Avec son amoureuse, plus éblouissante encore que dans les gros plans qui avaient fasciné le monde entier, il se retrouva, faussement modeste, dans le café à la mode où il prenait régulièrement un whisky en fin d’après-midi. Son rêve lui servait un jour faste : au moins cinq tables garnies de gens qui le connaissaient, une tablée où buvaient et discutaient une douzaine de ses plus fidèles compagnons de bistrot.

Il jeta un regard circulaire et fut assez étonné de constater que son irruption avec la femme la plus photographiée de la planète – et cela depuis J. -C. certainement – ne suscitait aucun remous, pas même quelques discrètes ondes de curiosité. Il s’approcha de la table de ses amis toujours ravis d’être présentés à peu de frais à de jolies filles, mais personne ne prêta la moindre attention à celle qui l’accompagnait. Il crut devoir pousser la politesse jusqu’à la présenter : « Mlle Brigitte Bardot… » on jetait alors un vague regard à l’intéressée en marmonnant distraitement : « Bonjour, mademoiselle », puis on se détournait pour reprendre la conversation culturelle un instant interrompue.

Il fallait s’y faire : non seulement dans son rêve personne ne la reconnaissait, mais on prenait à peine le temps de lui jeter un furtif regard comme si elle avait été particulièrement ingrate.

 

Trois ans passèrent.

Il publia un roman plus commercial que les autres qui lui valut des critiques dans quelques journaux où on l’avait toujours ignoré. Il eut même droit à un passage à la télévision qui lui permit de racoler mille lecteurs de plus. Et, pour survivre, il avait décroché une fonction de directeur littéraire dans une maison d’édition sans gros moyens, mais peu soucieuse de forts tirages.

C’est à un cocktail très confidentiel donné dans un bar à la mode qu’il aperçut pour la première fois en chair et en courbes la star de son rêve devenu un simple souvenir : Brigitte Bardot plus belle que jamais, plus éclatante encore que dans ses films, ceux-là mêmes qui n’existaient que par sa seule présence.

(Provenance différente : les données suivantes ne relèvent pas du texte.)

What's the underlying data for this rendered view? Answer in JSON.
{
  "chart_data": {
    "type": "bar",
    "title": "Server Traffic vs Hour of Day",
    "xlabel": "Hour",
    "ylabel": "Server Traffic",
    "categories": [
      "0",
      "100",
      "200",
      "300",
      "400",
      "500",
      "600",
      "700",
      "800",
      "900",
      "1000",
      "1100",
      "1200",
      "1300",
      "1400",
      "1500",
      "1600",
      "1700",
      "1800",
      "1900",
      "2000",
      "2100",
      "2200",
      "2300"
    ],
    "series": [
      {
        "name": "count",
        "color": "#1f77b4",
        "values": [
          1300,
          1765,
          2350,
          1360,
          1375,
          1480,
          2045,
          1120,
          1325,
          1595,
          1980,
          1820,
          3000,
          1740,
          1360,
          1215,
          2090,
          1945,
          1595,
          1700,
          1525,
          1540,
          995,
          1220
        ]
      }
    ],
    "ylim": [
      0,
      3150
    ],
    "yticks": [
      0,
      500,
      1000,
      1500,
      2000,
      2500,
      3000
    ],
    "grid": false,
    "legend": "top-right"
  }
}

Elle était accoudée au bar, juchée sur un tabouret, et sa position lui donnait une cambrure qui amplifiait encore celle, si triomphalement sidérante, qu’elle avait au naturel. Coincée de près par deux hommes, et pourtant sans entraves, libre d’elle-même, insensible à ce qu’ils pouvaient dire, elle souriait à la vie, au verre qu’elle vidait, insouciante, inaccessible aux tentatives d’approche ; à la fois offerte à n’importe qui et refusée à tous, elle tournait ostensiblement le dos à ce cocktail mondain en offrant à l’espace l’incomparable galbe de son cul. De temps en temps, un invité allait vers elle, tentait de se faire remarquer, d’exister à ses yeux, mais en vain. Même s’il avait quelque séduction, sa présence se volatilisait, toute sa personne se trouvait gommée sous le regard animal, le sourire explosif et les vibrations de cette fille débordante de vie, de violence et de douceur, de fureur et d’angoisse, d’indolence et de passion à tel point que n’importe quel humain paraissait un ectoplasme à côté d’elle.

L’écrivain la regardait et souriait en pensant à son rêve qu’il s’amusait à comparer à la réalité. Il la voyait bouger, s’offrir pour mieux se refuser, cette jeune femme de pleine chair qui débordait en force du mythe de papier qu’elle représentait depuis des années. Et il revoyait la B. B. de son rêve, semblable à elle-même mais amoureuse de lui et strictement anonyme aux yeux des autres.

Rarement dans sa vie, il avait eu une conscience aussi perturbante d’être coincé, enlisé, rejeté à une telle distance des divagantes évasions du rêve. De quoi ruminer de la dérision quand il pensait à l’éblouissante B. B. rêvée que lui-même n’avait pas désirée alors qu’il était là, maintenant, derrière elle, foudroyé par sa présence, obsédé par la vision de cette croupe si bien tendue qu’elle paraissait sur le point de déchirer à l’improviste la robe d’été qui la recouvrait tout en la sculptant avec une insolente impudeur.

Il pensa alors qu’il ferait sans doute encore des rêves plus terrifiants, plus insolites aussi ou plus troublants, mais qu’il avait peu de chances de tomber dans un rêve plus stupide par rapport à la réalité.